When the embedding dimension is over-specified: group structure kNN accuracy remains >99%, and content classification stabilizes at >80%.
Dimension misspecification (with true dimension as 3): Acc(G) exhibits a clear peak at the correct dimension \(d=3\), serving as a reliable basis for hyperparameter selection.
Performance remains robust as the mixing layer depth increases up to 4 layers, after which it begins to degrade.

Highlights & Insights¶

⭐ First encoder-only method to achieve general linear group representation learning without requiring generative models or group-specific inductive biases, covering non-Abelian groups like \(O(n), GL(n)\).
⭐ Elegant design of implicit group representation: directly estimating the group matrix from embedding pairs via least squares.

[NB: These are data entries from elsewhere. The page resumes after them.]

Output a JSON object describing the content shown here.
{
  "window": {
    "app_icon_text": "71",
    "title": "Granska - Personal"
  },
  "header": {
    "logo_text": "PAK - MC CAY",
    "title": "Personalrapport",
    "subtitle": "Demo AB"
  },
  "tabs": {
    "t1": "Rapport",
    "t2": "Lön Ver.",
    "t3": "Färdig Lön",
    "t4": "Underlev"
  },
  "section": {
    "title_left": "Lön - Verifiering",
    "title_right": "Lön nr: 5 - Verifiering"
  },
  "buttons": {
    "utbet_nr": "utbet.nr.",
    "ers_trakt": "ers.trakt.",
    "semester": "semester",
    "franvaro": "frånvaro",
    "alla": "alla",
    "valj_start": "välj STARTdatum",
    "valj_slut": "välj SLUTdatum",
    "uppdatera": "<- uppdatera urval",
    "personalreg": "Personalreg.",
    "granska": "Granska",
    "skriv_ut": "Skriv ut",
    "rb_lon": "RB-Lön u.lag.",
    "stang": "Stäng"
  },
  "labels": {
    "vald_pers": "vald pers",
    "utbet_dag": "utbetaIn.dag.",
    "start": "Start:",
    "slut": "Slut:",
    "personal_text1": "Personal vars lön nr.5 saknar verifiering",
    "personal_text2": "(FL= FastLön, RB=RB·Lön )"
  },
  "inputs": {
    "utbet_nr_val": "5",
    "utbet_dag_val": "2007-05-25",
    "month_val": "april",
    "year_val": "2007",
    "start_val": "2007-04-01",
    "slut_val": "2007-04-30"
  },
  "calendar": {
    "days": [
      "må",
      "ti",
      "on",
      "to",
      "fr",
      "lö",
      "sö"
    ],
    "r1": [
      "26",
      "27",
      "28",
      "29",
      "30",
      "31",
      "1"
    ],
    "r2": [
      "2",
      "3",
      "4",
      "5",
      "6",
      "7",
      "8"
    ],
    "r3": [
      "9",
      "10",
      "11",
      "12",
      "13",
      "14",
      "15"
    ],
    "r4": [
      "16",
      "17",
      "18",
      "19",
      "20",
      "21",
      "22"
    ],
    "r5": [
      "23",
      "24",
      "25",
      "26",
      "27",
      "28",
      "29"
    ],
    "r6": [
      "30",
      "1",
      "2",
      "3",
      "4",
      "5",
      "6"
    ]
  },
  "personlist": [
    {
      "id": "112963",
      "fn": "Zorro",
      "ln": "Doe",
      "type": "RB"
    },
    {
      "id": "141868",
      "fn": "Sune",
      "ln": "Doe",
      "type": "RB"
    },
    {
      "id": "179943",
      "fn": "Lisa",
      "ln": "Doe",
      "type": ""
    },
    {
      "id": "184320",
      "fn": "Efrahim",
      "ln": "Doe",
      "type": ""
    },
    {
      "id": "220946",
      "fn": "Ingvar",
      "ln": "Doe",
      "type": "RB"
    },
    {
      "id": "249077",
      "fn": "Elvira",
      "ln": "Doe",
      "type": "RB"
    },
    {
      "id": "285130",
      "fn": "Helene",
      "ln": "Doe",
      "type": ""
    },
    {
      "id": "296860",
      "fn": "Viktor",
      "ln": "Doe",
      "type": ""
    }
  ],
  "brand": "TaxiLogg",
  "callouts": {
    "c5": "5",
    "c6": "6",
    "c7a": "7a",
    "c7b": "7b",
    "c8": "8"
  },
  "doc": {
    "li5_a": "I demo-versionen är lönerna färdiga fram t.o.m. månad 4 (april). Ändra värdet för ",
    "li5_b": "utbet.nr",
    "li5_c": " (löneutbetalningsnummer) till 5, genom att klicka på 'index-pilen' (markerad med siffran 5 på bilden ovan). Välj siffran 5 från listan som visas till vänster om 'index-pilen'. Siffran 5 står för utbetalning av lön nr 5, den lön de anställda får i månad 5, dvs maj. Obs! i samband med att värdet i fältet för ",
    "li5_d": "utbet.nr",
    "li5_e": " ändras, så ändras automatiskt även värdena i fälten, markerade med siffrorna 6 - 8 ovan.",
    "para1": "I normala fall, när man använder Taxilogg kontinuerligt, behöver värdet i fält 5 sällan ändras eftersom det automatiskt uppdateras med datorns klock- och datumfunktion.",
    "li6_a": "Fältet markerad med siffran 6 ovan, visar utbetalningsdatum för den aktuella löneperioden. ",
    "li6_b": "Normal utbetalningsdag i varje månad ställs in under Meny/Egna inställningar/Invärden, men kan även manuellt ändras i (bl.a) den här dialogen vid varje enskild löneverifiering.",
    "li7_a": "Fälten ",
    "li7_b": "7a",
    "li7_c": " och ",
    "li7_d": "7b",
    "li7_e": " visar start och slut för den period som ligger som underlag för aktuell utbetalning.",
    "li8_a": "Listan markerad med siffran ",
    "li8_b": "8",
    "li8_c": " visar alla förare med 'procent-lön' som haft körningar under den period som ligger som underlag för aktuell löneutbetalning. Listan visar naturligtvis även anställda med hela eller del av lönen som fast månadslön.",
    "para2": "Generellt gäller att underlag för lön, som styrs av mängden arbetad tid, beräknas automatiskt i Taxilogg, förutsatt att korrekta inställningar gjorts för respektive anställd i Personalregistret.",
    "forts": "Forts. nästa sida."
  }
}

The encoder and the group representation are unified through a single \(\phi\).
⭐ Theoretical completeness: proves linear identifiability and group representation identifiability from the contrastive/discriminative framework of nonlinear ICA.
The Acc(G) metric can be utilized without access to true latent variables, offering a practical model choice criterion.

Limitations & Future Work¶

The drop in content classification accuracy on idSprites (74%) indicates remaining room for improvement in content-style separation.
The theoretical assumptions require the data to satisfy "sufficient diversity" conditions; its applicability to low-data regimes remains to be validated.
Currently, validation is limited to finite groups; extending this to continuous groups (such as continuous \(SO(3)\)) is not addressed.
The data generation process does not incorporate noise (the theorems assume exact group actions), and robustness to noise is only preliminarily explored in the appendix.
Extensive evaluation on real-world visual datasets beyond idSprites is left for future work.

Method	Type	Group Representation	Requires Generative Model	Identifiability
CARE	Encoder	Orthogonal (Hyperspherical)	No	Limited
STL	Encoder	Non-linear Equivariant	No	No
NFT	Generative + Encoder	General Linear	Yes	Yes
EbC (Ours)	Encoder-only	General Linear (GL)	No	Yes (Linear Indeterminacy)

Insights & Connections¶

The least-squares estimation of the group matrix is highly practical for scenarios with known paired data, with potential applications in physical simulation, robotics, etc.
The combination of "contrastive learning + group structure" provides a novel regularization tool for self-supervised representation learning.
Hyperparameter selection via the peak of Acc(G) to determine the embedding dimension serves as a valuable strategy for any latent space dimensional selection task.
The connection to nonlinear ICA identifiability theory establishes a solid theoretical foundation for equivariant representation learning.

Rating¶

⭐ Novelty: 9/10 — The emergence of equivariance and group representations from contrastive learning is a novel perspective with outstanding theoretical contributions.
⭐ Experimental Thoroughness: 7/10 — Synthetic experiments are comprehensive, but empirical evaluation on visual data is limited to idSprites, lacking more realistic scenarios.
⭐ Writing Quality: 8/10 — Clear theoretical derivations, consistent notation, and intuitive illustrations.
⭐ Value: 8/10 — Establishes a new paradigm for equivariant representation learning, with theoretical significance outweighing immediate practical applications.